Civati, in linea con il suo spirito di opposizione al Governo ha parlato anche dell’eliminazione dell’Imu. E di quanto possa avere un impatto negativo sugli elettori del Pd. Tutto questo perché gli effetti del provvedimento con cui Berlusconi ha ricattato Enrico Letta saranno visibili con l’aumento di altre tasse.

Se la situazione italiana è grave come si dice –ha evidenziato – le misure devono essere radicali ma anche eque, perché se alla fine tuteliamo quelli come me e quelli più benestanti di me, allora siamo nel cortocircuito più totale. In un Paese dove la immobilità e gli immobili sono una metafora curiosa non si comprende perché chi possiede case di lusso non debba pagare l’imposta sulla prima casa. Invece di aiutare i più deboli, quelli che cercano lavoro, lo creano o fanno produzione, tuteliamo persone che non ne hanno bisogno”. Questo del Pd è stato definito quindi un errore madornale. Che se avesse potuto avrebbe aiutato Berlusconi a chiedere anche la restituzione della rata dell’Imu già pagata.

E sulla convocazione del congresso del Partito Democratico, che secondo Renzi dovrebbe avvenire al più presto, anche Civati si associa anche se puntualizza “di averlo chiesto prima che il sindaco di Firenze immaginasse di candidarsi”.  E le similitudini con il rottamatore dal passato comune non si fermano qui. Sul correntismo senza ideali politici chiari sono entrambi sulla stessa linea: “non ha senso”. Civati però sottolinea la necessità di dover tollerare le differenze di opinione all’interno dello stesso partito.

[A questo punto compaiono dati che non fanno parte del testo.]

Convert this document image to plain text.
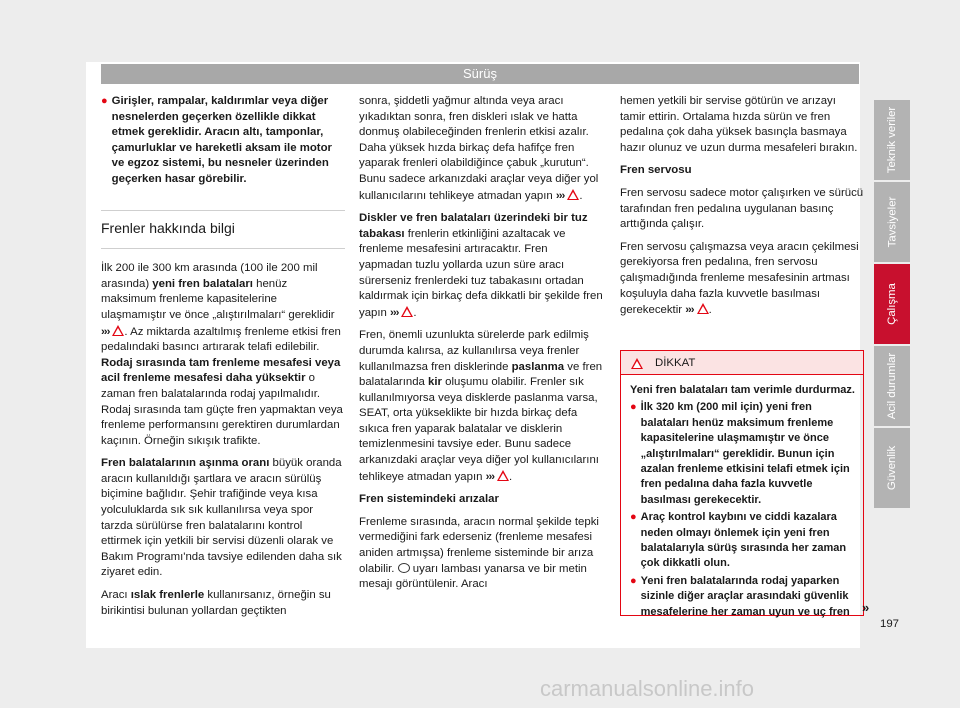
Sürüş
● Girişler, rampalar, kaldırımlar veya diğer nesnelerden geçerken özellikle dikkat etmek gereklidir. Aracın altı, tamponlar, çamurluklar ve hareketli aksam ile motor ve egzoz sistemi, bu nesneler üzerinden geçerken hasar görebilir.
Frenler hakkında bilgi

İlk 200 ile 300 km arasında (100 ile 200 mil arasında) yeni fren balataları henüz maksimum frenleme kapasitelerine ulaşmamıştır ve önce „alıştırılmaları“ gereklidir ››› . Az miktarda azaltılmış frenleme etkisi fren pedalındaki basıncı artırarak telafi edilebilir. Rodaj sırasında tam frenleme mesafesi veya acil frenleme mesafesi daha yüksektir o zaman fren balatalarında rodaj yapılmalıdır. Rodaj sırasında tam güçte fren yapmaktan veya frenleme performansını gerektiren durumlardan kaçının. Örneğin sıkışık trafikte.

Fren balatalarının aşınma oranı büyük oranda aracın kullanıldığı şartlara ve aracın sürülüş biçimine bağlıdır. Şehir trafiğinde veya kısa yolculuklarda sık sık kullanılırsa veya spor tarzda sürülürse fren balatalarını kontrol ettirmek için yetkili bir servisi düzenli olarak ve Bakım Programı'nda tavsiye edilenden daha sık ziyaret edin.

Aracı ıslak frenlerle kullanırsanız, örneğin su birikintisi bulunan yollardan geçtikten

sonra, şiddetli yağmur altında veya aracı yıkadıktan sonra, fren diskleri ıslak ve hatta donmuş olabileceğinden frenlerin etkisi azalır. Daha yüksek hızda birkaç defa hafifçe fren yaparak frenleri olabildiğince çabuk „kurutun“. Bunu sadece arkanızdaki araçlar veya diğer yol kullanıcılarını tehlikeye atmadan yapın ››› .

Diskler ve fren balataları üzerindeki bir tuz tabakası frenlerin etkinliğini azaltacak ve frenleme mesafesini artıracaktır. Fren yapmadan tuzlu yollarda uzun süre aracı sürerseniz frenlerdeki tuz tabakasını ortadan kaldırmak için birkaç defa dikkatli bir şekilde fren yapın ››› .

Fren, önemli uzunlukta sürelerde park edilmiş durumda kalırsa, az kullanılırsa veya frenler kullanılmazsa fren disklerinde paslanma ve fren balatalarında kir oluşumu olabilir. Frenler sık kullanılmıyorsa veya disklerde paslanma varsa, SEAT, orta yükseklikte bir hızda birkaç defa sıkıca fren yaparak balatalar ve disklerin temizlenmesini tavsiye eder. Bunu sadece arkanızdaki araçlar veya diğer yol kullanıcılarını tehlikeye atmadan yapın ››› .

Fren sistemindeki arızalar

Frenleme sırasında, aracın normal şekilde tepki vermediğini fark ederseniz (frenleme mesafesi aniden artmışsa) frenleme sisteminde bir arıza olabilir.  uyarı lambası yanarsa ve bir metin mesajı görüntülenir. Aracı

hemen yetkili bir servise götürün ve arızayı tamir ettirin. Ortalama hızda sürün ve fren pedalına çok daha yüksek basınçla basmaya hazır olunuz ve uzun durma mesafeleri bırakın.

Fren servosu

Fren servosu sadece motor çalışırken ve sürücü tarafından fren pedalına uygulanan basınç arttığında çalışır.

Fren servosu çalışmazsa veya aracın çekilmesi gerekiyorsa fren pedalına, fren servosu çalışmadığında frenleme mesafesinin artması koşuluyla daha fazla kuvvetle basılması gerekecektir ››› .

DİKKAT
Yeni fren balataları tam verimle durdurmaz.
● İlk 320 km (200 mil için) yeni fren balataları henüz maksimum frenleme kapasitelerine ulaşmamıştır ve önce „alıştırılmaları“ gereklidir. Bunun için azalan frenleme etkisini telafi etmek için fren pedalına daha fazla kuvvetle basılması gerekecektir.
● Araç kontrol kaybını ve ciddi kazalara neden olmayı önlemek için yeni fren balatalarıyla sürüş sırasında her zaman çok dikkatli olun.
● Yeni fren balatalarında rodaj yaparken sizinle diğer araçlar arasındaki güvenlik mesafelerine her zaman uyun ve uç fren »
Teknik veriler
Tavsiyeler
Çalışma
Acil durumlar
Güvenlik
197
carmanualsonline.info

In questi mesi – ha sottolineato- è andato in scena l’attacco ai dissidenti, e non si capisce perché un partito democratico non possa permettersi voci dissonanti, voci che poi dicono quel che hanno sempre detto. Quell’attacco era ingiustificato. Forse bisognerebbe ricominciare a usare una parola desueta: pluralismo. Come dire che una volta riconosciuto un progetto comune se ne può anche discutere e magari dividersi. Ma ormai, in un partito come il nostro, se dici che gli F35 non è necessario prenderli tutti, passi per sfascista”.

Su Letta continua ad esprimere pareri duri sottolineandone le incongruenze delle sue dichiarazioni tra il meeting di Rimini  (nel quale bisogna essere filo pidiellini) con la festa democratica di Genova, dove ci si aspetta rottura con l’alleato Silvio Berlusconi.

Per evitare posizioni incomprensibili  bisogna quindi chiarire meglio cosa facciamo e cosa vogliamo attraverso un confronto netto e preciso. Bisogna inoltre fare la legge elettorale e quella di stabilità chiudendo con i tanti decreti che non fanno capire molto, per esempio dove finisce l’Imu o cosa sia la service tax. Facciamo queste cose e poi torniamo a votare”.

Civati si è sempre mostrato favorevole ad un accordo di governo con il Movimento Cinque Stelle. Questi mesi però non sono passati invano. L’alleanza diventa quindi difficile perché “Grillo si è congelato, ha congelato i suoi e continua con dichiarazioni fuori misura, potrebbe contare quanto il Pd o il Pdl e invece persiste nel suo atteggiamento di chiusura. Certo ha pure qualche ragione: noi abbiamo fatto delle scelte che ci hanno allontanati, anche se decisioni come quella dell’Imu paradossalmente dovrebbero essergli piaciute, visto che anche lui voleva eliminarla”.

E l’errore del Pd nei confronti di Beppe Grillo? Civati è stato chiaro: non prendere in considerazione la candidatura alla Presidenza della Repubblica di Stefano Rodotà.